Standardized terminology is foundational to every other PV standard. Without a common vocabulary, performance specifications, warranty terms, and test reports would be open to misinterpretation. For example, the term “module efficiency” can refer to aperture area, total area, or cell area efficiency — the standard explicitly defines each variant to prevent ambiguity in commercial transactions.

Q2: How does IEC TS 61836 relate to IEC 60904 and IEC 61215?

IEC TS 61836 provides the terminology and symbols used in all other PV standards. IEC 60904 covers measurement principles and procedures, while IEC 61215 specifies module design qualification and type approval. All three use the common terminology established in IEC TS 61836 to ensure consistent interpretation of test methods and results.

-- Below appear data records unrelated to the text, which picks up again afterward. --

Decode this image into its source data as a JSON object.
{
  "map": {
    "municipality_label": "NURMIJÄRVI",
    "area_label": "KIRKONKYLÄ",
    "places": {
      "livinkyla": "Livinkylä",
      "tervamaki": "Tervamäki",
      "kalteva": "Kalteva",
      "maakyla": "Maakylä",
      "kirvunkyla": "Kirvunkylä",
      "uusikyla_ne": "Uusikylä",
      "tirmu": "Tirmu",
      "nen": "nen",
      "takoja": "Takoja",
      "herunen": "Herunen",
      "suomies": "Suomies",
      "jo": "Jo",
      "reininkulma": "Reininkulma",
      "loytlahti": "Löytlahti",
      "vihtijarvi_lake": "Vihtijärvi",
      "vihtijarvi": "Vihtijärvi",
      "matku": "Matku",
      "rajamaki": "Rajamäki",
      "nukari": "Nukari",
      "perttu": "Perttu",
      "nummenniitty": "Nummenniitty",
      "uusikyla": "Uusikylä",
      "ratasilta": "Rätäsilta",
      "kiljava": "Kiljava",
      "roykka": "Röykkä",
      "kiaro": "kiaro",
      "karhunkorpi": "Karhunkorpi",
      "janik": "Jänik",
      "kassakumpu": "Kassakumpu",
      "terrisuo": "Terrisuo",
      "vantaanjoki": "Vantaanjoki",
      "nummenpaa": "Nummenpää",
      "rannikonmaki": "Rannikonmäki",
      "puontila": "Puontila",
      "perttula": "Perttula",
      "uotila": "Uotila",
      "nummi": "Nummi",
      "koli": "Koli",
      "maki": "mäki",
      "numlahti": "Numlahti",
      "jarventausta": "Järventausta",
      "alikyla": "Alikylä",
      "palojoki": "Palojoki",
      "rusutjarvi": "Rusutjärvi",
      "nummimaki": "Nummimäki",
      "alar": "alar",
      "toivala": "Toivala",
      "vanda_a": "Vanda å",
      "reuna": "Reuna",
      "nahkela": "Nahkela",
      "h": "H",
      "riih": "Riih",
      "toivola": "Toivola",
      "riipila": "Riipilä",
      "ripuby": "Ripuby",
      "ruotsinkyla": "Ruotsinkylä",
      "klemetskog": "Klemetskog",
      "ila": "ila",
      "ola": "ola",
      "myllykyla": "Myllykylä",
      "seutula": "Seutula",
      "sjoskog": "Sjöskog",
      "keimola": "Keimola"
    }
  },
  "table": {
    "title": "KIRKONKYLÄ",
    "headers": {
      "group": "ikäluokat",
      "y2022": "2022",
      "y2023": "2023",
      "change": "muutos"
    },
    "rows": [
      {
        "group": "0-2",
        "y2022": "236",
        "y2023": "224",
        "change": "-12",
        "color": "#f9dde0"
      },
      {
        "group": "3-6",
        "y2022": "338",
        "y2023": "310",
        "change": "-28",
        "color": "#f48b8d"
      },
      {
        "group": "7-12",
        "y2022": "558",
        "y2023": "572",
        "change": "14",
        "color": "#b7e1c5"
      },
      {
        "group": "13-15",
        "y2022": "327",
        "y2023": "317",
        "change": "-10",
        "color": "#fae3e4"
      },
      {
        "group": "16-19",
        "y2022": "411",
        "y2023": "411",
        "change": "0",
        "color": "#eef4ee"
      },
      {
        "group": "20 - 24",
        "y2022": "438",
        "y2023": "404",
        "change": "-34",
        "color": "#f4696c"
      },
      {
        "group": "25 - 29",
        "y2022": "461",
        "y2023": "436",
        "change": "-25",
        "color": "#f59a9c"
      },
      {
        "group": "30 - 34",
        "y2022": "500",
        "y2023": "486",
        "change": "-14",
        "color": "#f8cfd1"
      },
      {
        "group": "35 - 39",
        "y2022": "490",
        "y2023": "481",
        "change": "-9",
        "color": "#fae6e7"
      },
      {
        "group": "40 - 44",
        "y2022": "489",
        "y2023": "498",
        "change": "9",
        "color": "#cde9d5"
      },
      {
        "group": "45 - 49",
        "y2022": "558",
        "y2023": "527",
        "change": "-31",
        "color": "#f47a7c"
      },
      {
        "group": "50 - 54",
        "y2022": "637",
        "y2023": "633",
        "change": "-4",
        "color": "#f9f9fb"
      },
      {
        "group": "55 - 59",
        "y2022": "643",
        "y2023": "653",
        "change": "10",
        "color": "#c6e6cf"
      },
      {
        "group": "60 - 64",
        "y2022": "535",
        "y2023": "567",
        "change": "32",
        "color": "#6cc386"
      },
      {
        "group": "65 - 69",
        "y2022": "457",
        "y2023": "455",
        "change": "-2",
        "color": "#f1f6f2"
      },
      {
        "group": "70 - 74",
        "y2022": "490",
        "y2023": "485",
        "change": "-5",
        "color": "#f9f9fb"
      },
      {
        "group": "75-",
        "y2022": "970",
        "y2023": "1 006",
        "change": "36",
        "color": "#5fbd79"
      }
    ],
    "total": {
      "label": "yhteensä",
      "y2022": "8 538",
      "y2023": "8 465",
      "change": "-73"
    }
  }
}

Q3: Are the graphical symbols in IEC TS 61836 compatible with general electrical symbol standards?

Yes. The PV-specific graphical symbols defined in IEC TS 61836 follow the conventions of IEC 60617 (graphical symbols for diagrams) and IEC 61082 (preparation of documents used in electrotechnology). This ensures that PV system diagrams can be integrated into larger electrical system documentation without symbol conflicts.

Q4: Has the standard been updated to cover newer technologies like PERC, TOPCon, and HJT?

IEC TS 61836:2007 was published before the widespread commercialization of PERC (passivated emitter and rear cell), TOPCon (tunnel oxide passivated contact), and HJT (heterojunction) technologies. Engineers working with these technologies should refer to the latest industry terminology documents and the most recent revisions or amendments to the standard for updated definitions.